The village closed Jan. 11 on the purchase of the former Erb Lumber property on Cedar Street — which is also U.S. 131 — for a little more than $67,000.
The 2.5-acre site, just behind the Kalkaska trout statue, gives the village control of much of the east side of the 300 block of Cedar Street in the heart of the village's "downtown" and is seen as a key to possible redevelopment there.
And just last week, the Kalkaska County Board of Commissioners agreed to ask voters in May to approve an 0.87-mill levy to fund a new, $3.7 million library that would be built on county land directly behind Birch Street Elementary School. Students would be able to go to the library straight from school; right now, they have to cross U.S. 131 to get to the existing library on Cedar.
Both are major steps for a place that is continually battling to overcome the challenge of 131, a U.S. highway that cuts right through town and carries as many as 19,000 cars and trucks a day.
Village officials are working on a long-term economic development plan that would include a large public space for picnics and a farmers market; they anticipate a brownfield redevelopment plan, a store-front corridor remake, and a strategy to recruit investors and developers.
They've gotten support — and nearly $70,000 in grants — from the Traverse City Area Chamber of Commerce, the Northwest Michigan Council of Governments, Rotary Charities, the Traverse Bay Economic Development Corporation, the Land Information Access Association and the Kalkaska Downtown Development Authority.
The County Board's decision to seek a library millage could be key. The existing library is cramped, the foundation is bad, the building leaks and has mold problems.

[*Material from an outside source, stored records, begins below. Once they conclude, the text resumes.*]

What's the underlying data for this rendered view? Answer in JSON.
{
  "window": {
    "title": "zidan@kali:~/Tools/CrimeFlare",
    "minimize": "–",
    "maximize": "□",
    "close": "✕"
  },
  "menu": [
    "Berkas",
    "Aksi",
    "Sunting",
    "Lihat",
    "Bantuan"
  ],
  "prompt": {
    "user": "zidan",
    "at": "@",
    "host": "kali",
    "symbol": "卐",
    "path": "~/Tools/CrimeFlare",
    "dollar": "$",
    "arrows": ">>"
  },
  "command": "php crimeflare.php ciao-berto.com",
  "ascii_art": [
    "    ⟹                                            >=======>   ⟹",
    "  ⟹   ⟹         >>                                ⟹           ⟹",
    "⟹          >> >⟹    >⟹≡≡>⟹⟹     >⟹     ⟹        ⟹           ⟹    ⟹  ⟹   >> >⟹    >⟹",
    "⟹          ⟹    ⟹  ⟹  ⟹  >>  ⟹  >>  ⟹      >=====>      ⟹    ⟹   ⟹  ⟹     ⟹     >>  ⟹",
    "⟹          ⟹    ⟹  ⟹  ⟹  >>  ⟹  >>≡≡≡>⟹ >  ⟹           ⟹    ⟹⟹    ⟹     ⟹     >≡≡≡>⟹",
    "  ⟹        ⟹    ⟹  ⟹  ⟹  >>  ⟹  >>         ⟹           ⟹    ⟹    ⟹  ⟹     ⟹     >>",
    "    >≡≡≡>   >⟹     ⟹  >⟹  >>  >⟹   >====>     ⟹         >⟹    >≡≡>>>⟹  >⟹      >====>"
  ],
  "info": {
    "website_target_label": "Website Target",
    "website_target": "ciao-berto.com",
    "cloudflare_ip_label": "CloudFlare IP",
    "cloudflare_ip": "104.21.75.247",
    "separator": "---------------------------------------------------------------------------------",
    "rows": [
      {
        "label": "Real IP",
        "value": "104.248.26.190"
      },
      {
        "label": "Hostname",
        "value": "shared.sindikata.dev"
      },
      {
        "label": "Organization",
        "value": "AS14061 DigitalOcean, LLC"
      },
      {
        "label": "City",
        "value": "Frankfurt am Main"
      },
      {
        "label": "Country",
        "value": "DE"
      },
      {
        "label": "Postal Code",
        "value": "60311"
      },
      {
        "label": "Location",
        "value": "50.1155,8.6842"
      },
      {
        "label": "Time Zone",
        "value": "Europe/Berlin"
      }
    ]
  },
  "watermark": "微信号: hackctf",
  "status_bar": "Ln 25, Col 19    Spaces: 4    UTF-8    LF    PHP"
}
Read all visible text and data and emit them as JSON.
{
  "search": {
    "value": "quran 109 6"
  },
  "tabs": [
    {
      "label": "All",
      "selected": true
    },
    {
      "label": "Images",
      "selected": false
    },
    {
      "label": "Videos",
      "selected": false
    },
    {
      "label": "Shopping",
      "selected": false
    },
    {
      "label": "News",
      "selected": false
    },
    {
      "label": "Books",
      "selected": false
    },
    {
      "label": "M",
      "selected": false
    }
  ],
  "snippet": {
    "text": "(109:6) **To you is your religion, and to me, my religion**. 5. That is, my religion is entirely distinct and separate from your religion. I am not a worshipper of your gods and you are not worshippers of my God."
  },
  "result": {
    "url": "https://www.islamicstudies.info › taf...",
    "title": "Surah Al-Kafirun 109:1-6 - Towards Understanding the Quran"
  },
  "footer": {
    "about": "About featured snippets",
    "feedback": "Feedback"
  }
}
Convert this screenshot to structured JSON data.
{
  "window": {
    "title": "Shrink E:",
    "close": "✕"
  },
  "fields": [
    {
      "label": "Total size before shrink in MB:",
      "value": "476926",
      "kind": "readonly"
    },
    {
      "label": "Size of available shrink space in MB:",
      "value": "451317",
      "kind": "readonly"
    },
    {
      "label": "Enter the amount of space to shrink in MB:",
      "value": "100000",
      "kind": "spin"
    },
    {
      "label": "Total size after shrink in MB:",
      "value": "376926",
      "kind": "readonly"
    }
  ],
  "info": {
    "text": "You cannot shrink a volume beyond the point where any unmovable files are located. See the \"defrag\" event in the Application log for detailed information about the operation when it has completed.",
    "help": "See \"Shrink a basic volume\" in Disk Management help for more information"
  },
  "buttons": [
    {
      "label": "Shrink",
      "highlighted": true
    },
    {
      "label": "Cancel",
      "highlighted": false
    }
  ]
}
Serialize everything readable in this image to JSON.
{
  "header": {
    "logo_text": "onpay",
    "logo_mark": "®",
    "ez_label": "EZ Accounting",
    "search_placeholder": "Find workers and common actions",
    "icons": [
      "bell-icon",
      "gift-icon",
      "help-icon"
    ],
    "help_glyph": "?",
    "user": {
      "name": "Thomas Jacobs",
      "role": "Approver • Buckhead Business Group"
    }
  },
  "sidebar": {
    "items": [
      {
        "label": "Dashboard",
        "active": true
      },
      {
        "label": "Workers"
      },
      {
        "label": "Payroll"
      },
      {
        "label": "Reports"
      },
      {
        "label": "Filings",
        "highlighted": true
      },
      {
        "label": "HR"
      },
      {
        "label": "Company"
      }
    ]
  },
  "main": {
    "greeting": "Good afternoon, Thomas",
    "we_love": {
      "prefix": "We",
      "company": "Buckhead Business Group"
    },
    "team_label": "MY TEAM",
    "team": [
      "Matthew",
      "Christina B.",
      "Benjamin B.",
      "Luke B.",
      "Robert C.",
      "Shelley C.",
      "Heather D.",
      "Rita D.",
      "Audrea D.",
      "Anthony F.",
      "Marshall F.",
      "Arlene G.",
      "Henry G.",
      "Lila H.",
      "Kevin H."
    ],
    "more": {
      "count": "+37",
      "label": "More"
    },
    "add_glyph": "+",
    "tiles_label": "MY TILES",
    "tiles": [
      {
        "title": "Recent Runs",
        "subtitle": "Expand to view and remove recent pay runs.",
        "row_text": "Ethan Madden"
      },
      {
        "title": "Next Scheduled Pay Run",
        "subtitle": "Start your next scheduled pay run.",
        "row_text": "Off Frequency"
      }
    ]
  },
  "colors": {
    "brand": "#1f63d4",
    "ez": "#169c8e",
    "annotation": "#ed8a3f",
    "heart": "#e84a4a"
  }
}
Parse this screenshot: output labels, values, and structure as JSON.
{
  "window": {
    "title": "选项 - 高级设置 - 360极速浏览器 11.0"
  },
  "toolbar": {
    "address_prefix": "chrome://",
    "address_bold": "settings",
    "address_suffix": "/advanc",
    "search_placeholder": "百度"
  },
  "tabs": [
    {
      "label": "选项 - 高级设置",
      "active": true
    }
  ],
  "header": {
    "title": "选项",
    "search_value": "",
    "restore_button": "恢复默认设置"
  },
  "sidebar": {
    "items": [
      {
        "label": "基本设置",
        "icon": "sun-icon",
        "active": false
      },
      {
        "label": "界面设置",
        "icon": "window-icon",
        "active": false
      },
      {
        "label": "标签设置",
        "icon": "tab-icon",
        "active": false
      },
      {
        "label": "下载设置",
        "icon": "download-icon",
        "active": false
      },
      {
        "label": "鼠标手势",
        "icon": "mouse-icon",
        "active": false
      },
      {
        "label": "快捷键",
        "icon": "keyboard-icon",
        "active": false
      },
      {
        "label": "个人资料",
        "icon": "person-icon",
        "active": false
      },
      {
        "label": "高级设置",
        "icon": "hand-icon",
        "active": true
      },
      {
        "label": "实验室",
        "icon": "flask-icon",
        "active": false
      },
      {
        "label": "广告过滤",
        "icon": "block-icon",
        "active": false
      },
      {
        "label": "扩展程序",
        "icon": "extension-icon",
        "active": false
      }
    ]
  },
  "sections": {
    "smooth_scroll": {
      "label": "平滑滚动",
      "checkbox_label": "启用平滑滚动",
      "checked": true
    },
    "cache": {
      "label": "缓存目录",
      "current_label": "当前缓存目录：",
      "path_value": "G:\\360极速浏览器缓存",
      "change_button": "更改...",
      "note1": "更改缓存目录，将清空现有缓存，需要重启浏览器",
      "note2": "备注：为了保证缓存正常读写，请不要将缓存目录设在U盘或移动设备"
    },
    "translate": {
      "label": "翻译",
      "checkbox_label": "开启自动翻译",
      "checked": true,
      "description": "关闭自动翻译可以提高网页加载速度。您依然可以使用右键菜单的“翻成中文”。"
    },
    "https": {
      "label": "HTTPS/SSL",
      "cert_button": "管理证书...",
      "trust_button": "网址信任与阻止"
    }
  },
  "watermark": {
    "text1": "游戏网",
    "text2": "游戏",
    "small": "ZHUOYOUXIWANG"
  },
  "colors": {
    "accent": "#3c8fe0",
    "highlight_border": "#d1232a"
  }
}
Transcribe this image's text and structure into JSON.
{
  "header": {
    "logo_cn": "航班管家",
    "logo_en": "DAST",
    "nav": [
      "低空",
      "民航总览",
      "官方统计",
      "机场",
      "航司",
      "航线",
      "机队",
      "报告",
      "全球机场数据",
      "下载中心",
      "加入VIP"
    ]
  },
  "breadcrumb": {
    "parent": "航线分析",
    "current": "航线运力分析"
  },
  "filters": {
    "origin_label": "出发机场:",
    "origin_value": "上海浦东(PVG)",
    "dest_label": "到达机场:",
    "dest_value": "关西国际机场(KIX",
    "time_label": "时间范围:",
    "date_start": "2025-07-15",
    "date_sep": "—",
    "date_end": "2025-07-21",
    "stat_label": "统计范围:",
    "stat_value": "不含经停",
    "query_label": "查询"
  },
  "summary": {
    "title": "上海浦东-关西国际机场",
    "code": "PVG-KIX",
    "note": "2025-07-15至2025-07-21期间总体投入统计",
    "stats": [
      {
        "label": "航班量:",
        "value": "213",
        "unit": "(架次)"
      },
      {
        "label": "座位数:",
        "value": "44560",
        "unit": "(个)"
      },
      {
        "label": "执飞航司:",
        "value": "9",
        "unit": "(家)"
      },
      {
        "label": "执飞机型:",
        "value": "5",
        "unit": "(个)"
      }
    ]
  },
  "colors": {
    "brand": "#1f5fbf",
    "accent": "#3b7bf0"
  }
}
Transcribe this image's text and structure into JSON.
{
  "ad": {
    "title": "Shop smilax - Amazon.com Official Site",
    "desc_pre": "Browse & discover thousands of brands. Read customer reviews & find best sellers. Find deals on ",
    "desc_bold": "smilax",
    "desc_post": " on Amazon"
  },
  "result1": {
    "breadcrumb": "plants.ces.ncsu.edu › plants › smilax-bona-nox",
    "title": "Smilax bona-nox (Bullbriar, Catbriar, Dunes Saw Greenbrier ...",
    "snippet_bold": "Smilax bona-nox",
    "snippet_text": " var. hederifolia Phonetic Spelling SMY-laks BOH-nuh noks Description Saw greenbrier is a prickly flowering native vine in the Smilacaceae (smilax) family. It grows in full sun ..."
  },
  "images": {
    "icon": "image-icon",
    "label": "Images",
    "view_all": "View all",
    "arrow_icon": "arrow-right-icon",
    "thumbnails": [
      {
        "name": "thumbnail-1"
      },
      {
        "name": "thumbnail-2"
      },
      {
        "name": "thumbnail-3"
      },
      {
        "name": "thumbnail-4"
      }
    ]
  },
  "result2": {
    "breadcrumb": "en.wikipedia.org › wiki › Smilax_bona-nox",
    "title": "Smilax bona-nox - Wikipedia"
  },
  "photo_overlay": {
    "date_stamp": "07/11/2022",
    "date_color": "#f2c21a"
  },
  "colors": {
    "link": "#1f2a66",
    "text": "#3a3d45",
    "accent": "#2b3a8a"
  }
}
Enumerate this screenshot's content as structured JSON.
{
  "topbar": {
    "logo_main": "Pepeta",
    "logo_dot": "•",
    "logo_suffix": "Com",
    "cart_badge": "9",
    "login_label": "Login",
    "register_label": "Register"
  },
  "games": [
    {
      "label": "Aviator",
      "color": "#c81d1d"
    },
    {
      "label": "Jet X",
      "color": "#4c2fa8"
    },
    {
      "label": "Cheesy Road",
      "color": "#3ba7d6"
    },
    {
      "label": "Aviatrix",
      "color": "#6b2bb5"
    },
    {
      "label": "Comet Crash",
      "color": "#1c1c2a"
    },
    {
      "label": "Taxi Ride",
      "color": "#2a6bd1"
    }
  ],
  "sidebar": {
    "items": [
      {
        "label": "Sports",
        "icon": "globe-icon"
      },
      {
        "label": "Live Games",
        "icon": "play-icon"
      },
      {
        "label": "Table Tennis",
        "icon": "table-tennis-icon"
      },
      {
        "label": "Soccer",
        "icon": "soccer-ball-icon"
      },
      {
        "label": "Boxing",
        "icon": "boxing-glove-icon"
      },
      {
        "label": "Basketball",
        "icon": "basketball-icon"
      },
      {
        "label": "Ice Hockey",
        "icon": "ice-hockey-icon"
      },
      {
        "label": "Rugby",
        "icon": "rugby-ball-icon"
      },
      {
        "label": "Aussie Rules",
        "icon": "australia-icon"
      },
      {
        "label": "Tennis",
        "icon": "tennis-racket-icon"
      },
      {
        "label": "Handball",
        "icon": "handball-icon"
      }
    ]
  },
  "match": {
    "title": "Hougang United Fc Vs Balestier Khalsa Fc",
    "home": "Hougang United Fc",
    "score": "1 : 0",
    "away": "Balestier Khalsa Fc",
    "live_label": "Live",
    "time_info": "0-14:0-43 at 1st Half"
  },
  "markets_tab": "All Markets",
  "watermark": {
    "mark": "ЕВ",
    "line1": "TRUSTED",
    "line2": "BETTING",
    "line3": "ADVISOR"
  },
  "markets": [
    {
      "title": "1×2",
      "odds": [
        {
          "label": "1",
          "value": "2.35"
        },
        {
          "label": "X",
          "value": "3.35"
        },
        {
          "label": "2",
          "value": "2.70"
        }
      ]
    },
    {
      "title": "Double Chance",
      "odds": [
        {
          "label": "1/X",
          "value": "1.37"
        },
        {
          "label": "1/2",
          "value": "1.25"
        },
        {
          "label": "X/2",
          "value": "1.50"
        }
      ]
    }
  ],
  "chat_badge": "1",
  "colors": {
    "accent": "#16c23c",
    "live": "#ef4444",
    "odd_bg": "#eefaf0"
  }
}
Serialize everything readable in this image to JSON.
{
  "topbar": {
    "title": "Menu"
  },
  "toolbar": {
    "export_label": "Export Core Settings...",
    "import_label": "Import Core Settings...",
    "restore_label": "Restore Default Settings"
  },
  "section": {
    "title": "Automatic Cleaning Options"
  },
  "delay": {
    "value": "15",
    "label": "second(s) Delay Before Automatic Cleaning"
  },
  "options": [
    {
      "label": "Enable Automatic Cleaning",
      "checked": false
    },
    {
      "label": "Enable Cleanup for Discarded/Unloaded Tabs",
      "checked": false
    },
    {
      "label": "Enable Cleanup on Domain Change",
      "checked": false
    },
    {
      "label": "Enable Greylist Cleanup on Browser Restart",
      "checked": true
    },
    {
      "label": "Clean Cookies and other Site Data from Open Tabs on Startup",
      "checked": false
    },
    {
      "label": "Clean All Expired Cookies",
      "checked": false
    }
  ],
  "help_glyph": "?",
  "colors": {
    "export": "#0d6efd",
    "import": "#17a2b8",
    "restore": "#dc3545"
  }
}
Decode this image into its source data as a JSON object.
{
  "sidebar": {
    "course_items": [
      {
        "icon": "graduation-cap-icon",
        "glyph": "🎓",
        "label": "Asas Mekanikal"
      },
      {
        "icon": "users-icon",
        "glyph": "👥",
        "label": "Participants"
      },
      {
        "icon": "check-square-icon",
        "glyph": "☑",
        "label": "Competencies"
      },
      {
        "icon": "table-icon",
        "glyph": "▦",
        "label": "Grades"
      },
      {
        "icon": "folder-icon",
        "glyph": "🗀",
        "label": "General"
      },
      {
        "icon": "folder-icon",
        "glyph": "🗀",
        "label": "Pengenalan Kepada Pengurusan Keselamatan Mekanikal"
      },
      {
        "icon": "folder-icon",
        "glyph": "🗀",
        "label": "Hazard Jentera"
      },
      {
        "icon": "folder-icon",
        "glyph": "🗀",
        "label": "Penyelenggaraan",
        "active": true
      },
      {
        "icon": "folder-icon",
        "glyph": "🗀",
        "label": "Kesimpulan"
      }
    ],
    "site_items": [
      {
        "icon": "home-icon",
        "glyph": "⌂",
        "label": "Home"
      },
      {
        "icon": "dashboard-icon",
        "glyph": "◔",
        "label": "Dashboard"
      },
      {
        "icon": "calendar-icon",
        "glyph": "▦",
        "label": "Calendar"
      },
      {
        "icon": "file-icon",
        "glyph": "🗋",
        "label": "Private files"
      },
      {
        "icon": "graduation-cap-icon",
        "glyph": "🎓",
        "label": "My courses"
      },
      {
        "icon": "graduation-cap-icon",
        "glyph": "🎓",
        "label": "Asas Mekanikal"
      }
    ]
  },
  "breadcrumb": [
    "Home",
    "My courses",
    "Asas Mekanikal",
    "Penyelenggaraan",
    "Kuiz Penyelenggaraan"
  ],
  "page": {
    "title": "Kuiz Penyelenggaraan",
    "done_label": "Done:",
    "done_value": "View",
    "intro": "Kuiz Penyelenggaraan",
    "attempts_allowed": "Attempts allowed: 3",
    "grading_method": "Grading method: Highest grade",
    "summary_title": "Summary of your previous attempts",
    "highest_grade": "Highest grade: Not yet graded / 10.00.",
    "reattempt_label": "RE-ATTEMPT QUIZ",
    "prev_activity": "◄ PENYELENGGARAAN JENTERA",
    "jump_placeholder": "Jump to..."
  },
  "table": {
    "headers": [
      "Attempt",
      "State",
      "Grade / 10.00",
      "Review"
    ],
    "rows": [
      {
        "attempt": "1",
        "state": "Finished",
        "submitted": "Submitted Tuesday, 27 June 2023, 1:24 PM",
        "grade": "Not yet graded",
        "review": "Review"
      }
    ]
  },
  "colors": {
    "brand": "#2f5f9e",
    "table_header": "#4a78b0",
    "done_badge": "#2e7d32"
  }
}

As Traverse City has found, a large, modern library is more than books; it's a place for the community to meet, grow and connect to the world.
Right now, taxpayers pay 0.25 mills to support the library; the new levy would be 0.87 mills. The owner of a home with a state equalized value of $50,000 pays $12.50 a year now; that would increase by $31 a year to $43.50 if the levy passes.
What counts most is that for the first time in a long time there are things afoot in Kalkaska; the village is moving its redevelopment plan forward, the county is asking voters to pitch in, library and school officials have hopes for a modern facility.
None of this will be fast or easy; but there is optimism, which can be contagious.